Headlight by Wolfgang Tillmans

Cars

Wolfgang Tillmans, Headlight (b), 2012. Courtesy Galerie Buchholz,
Cologne/Berlin
.

If you’ve ever gazed deeply into the mystic lens of even your average contemporary runabout, you may well have been struck by the odd beauty of car headlamps. If so, you’re in lofty company. Turner Prize winning artist and photographer Wolfgang Tillmans has recently presented a full size, technically exact, mysteriously beautiful detail of a car headlight lens as part of his current crop of (quite amazing) images.

For us, the image, presented here as a totem of high art despite its prosaic nature, whispers of a future that is actually here and being experienced now – on every street corner of the developed world. The fact that such an aesthetically pleasing, technically functional and near ubiquitous object is transformed into high art once you stick it in a gallery is nothing new.

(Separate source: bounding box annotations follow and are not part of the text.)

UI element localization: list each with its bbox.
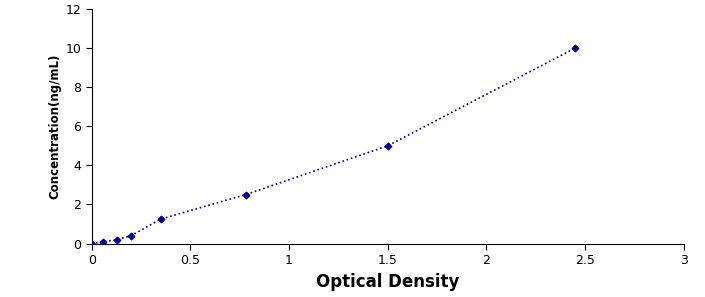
Y-axis label: Concentration(ng/mL): Concentration(ng/mL) [48,53,61,199]
X-axis label: Optical Density: Optical Density [316,273,460,290]
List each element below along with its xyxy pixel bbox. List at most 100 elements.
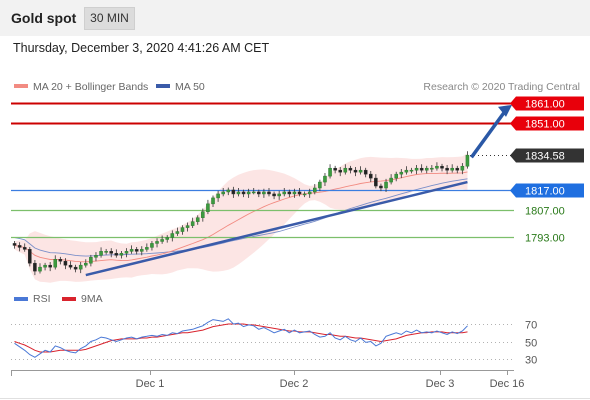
legend-swatch-ma50	[156, 84, 170, 88]
candle-body	[267, 191, 271, 195]
candle-body	[94, 255, 98, 258]
resistance-price-tag	[516, 116, 584, 131]
candle-body	[155, 241, 159, 244]
x-tick-label: Dec 1	[136, 378, 165, 390]
candle-body	[287, 191, 292, 195]
candle-body	[68, 264, 73, 268]
candle-body	[333, 167, 337, 171]
candle-body	[99, 251, 103, 256]
candle-body	[414, 167, 419, 171]
legend-ma20: MA 20 + Bollinger Bands	[33, 81, 148, 93]
candle-body	[363, 169, 368, 175]
candle-body	[63, 260, 68, 266]
candle-body	[379, 185, 383, 189]
candle-body	[409, 169, 414, 172]
candle-body	[109, 251, 114, 254]
x-tick-label: Dec 3	[426, 378, 455, 390]
candle-body	[190, 221, 195, 226]
resistance-price-tag	[516, 96, 584, 111]
candle-body	[139, 249, 144, 252]
candle-body	[185, 225, 190, 228]
candle-body	[236, 191, 241, 195]
candle-body	[216, 193, 220, 199]
x-tick-label: Dec 2	[280, 378, 309, 390]
candle-body	[353, 169, 358, 173]
rsi-tick-label: 30	[525, 355, 537, 367]
candle-body	[226, 189, 231, 193]
candle-body	[318, 181, 322, 189]
legend-9ma: 9MA	[81, 293, 103, 305]
candle-body	[104, 251, 108, 253]
candle-body	[348, 167, 353, 171]
chart-header: Gold spot 30 MIN	[0, 0, 590, 36]
candle-body	[282, 191, 287, 195]
candle-body	[374, 177, 378, 187]
candle-body	[129, 249, 134, 252]
candle-body	[277, 193, 281, 197]
candle-body	[221, 191, 225, 195]
timeframe-button[interactable]: 30 MIN	[84, 7, 135, 30]
candle-body	[262, 191, 266, 195]
candle-body	[38, 266, 42, 272]
resistance-tag-pointer	[510, 116, 516, 131]
last-tag-pointer	[510, 148, 516, 163]
candle-body	[323, 175, 327, 183]
candle-body	[246, 191, 251, 195]
candle-body	[124, 251, 129, 254]
rsi-tick-label: 70	[525, 320, 537, 332]
candle-body	[73, 266, 78, 270]
rsi-line	[14, 318, 468, 358]
candle-body	[358, 169, 363, 173]
legend-swatch-rsi	[14, 297, 28, 301]
candle-body	[430, 167, 434, 170]
candle-body	[460, 165, 465, 171]
candle-body	[241, 191, 246, 195]
candle-body	[119, 253, 124, 256]
candle-body	[389, 177, 393, 183]
candle-body	[465, 154, 470, 167]
candle-body	[201, 211, 205, 218]
candle-body	[180, 227, 185, 232]
candle-body	[160, 239, 164, 242]
candle-body	[440, 165, 444, 169]
candle-body	[48, 264, 52, 268]
candle-body	[368, 173, 373, 179]
candle-body	[89, 257, 93, 264]
candle-body	[384, 181, 388, 189]
candle-body	[170, 233, 175, 238]
candle-body	[419, 167, 424, 171]
candle-body	[43, 264, 47, 268]
candle-body	[302, 193, 307, 196]
candle-body	[17, 245, 22, 248]
candle-body	[211, 197, 215, 205]
candle-body	[251, 191, 256, 194]
copyright-text: Research © 2020 Trading Central	[423, 81, 580, 93]
candle-body	[175, 231, 180, 234]
candle-body	[114, 253, 119, 256]
pivot-price-label: 1817.00	[525, 186, 565, 198]
support-price-label: 1793.00	[525, 233, 565, 245]
candle-body	[455, 167, 460, 171]
candle-body	[338, 169, 343, 173]
candle-body	[435, 165, 439, 169]
candle-body	[58, 259, 63, 262]
candle-body	[78, 264, 83, 270]
candle-body	[134, 249, 139, 252]
candle-body	[53, 259, 58, 268]
support-trendline	[85, 180, 468, 277]
x-tick-label: Dec 16	[490, 378, 525, 390]
legend-swatch-9ma	[62, 297, 76, 301]
pivot-price-tag	[516, 183, 584, 198]
last-price-label: 1834.58	[525, 151, 565, 163]
candle-body	[404, 169, 409, 173]
candle-body	[399, 171, 404, 175]
resistance-price-label: 1851.00	[525, 119, 565, 131]
candle-body	[394, 173, 398, 179]
candle-body	[33, 262, 37, 272]
candle-body	[22, 247, 27, 250]
candle-body	[195, 217, 200, 222]
candle-body	[145, 247, 149, 250]
resistance-tag-pointer	[510, 96, 516, 111]
rsi-tick-label: 50	[525, 338, 537, 350]
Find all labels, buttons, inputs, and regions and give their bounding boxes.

Ever since 1917, when French surrealist nutter Marcel Duchamp put a urinal in a gallery to a world-wide scandalous response – common objects have been given the high culture treatment by being paid overt, focused attention by the art world.

This however, goes one step further. The image is completely and utterly realistic – and yet it has an amazing impact, apparently, on the viewer. We’re looking forward to seeing the picture up close and personal – but we love the irony of Tillmans’s focusing on something so utterly profane in the sacred space of an art gallery.